For instance, in August of 2008, a federal agency in the Midwest issued a "sole source" contract "extension" for an interventional radiology contract. Because we were following this for a local IR group, we did a little research and quickly discovered that the contract was first put up for competitive bid and awarded in 2004, originally for a base year, plus two option years scheduled to end in 2007. So, if it takes, say, several months to plan an acquisition, solicit bids and evaluate offers, then you might reasonably assume that the government would start the re-procurement process some five or six months before the contract expires, so that they would be in a position to have a contractor in place and ready to begin as soon as the old contract expires. Well, guess what happens when you don't (or won't) plan ahead and are not ready to put a new contract in place?

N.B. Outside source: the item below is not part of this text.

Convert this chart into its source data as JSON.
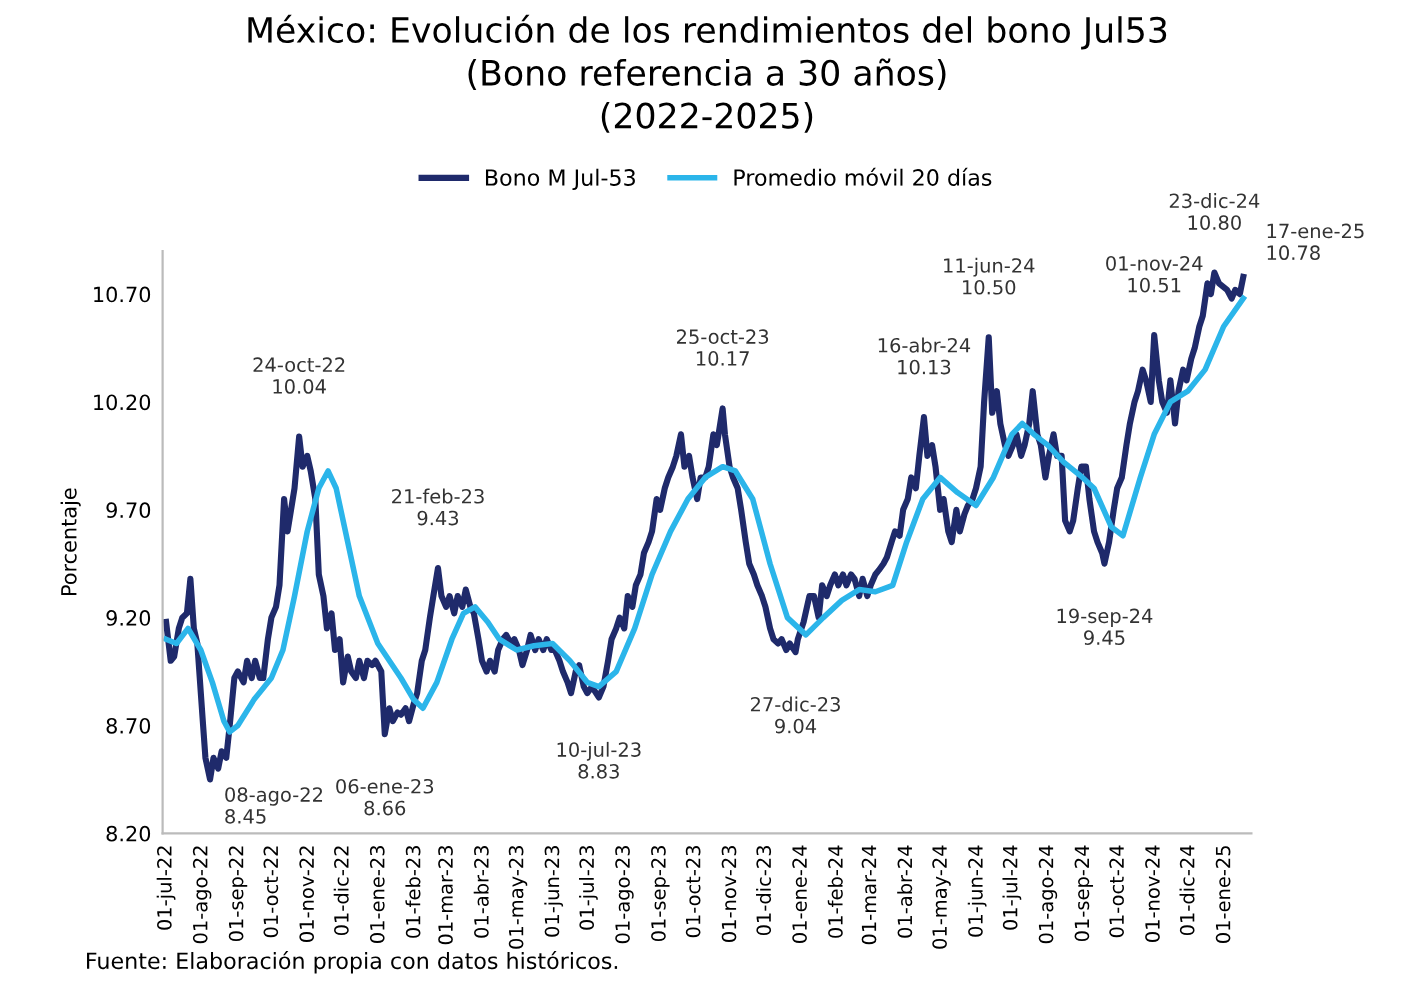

If you're a government agency, you issue the proverbial J&A claiming there's an "urgent and compelling" need to award the contract to the incumbent to avoid interruption of critical services.
In the example above, a contract that was known at the outset to run for three years is extended through a series of successive "interim" or "bridge" contracts for, say, three months, then six months, then another six months, etc. Before you know it, the incumbent has had its original three-year, competitively awarded contract extended by another three years without competition. And this is because of an "urgent and compelling need" that somehow unexpectedly occurs, almost like clockwork, right around the time when the current interim contract is about to expire. It seems that three years is woefully inadequate for an agency to plan well enough in advance to have put the contract up for competitive bid and select a new contractor, or even select the incumbent through a legitimate competition.
Virtually every administration—including the current one—pledges to rid the government of waste, fraud and abuse in contracting, and yet somehow, no-bid contracts seem to continue uninterrupted. It happens all the time. Shortly after President Obama came into office, he issued an executive order putting agencies and contractors on notice that there was a new "sheriff" in town, that no-bid contracts were shortly to be a thing of the past and that he had directed the OMB to issue guidelines to agencies that would clamp down on unnecessary abuse of contract abuses, such as inappropriate use of sole source contracts.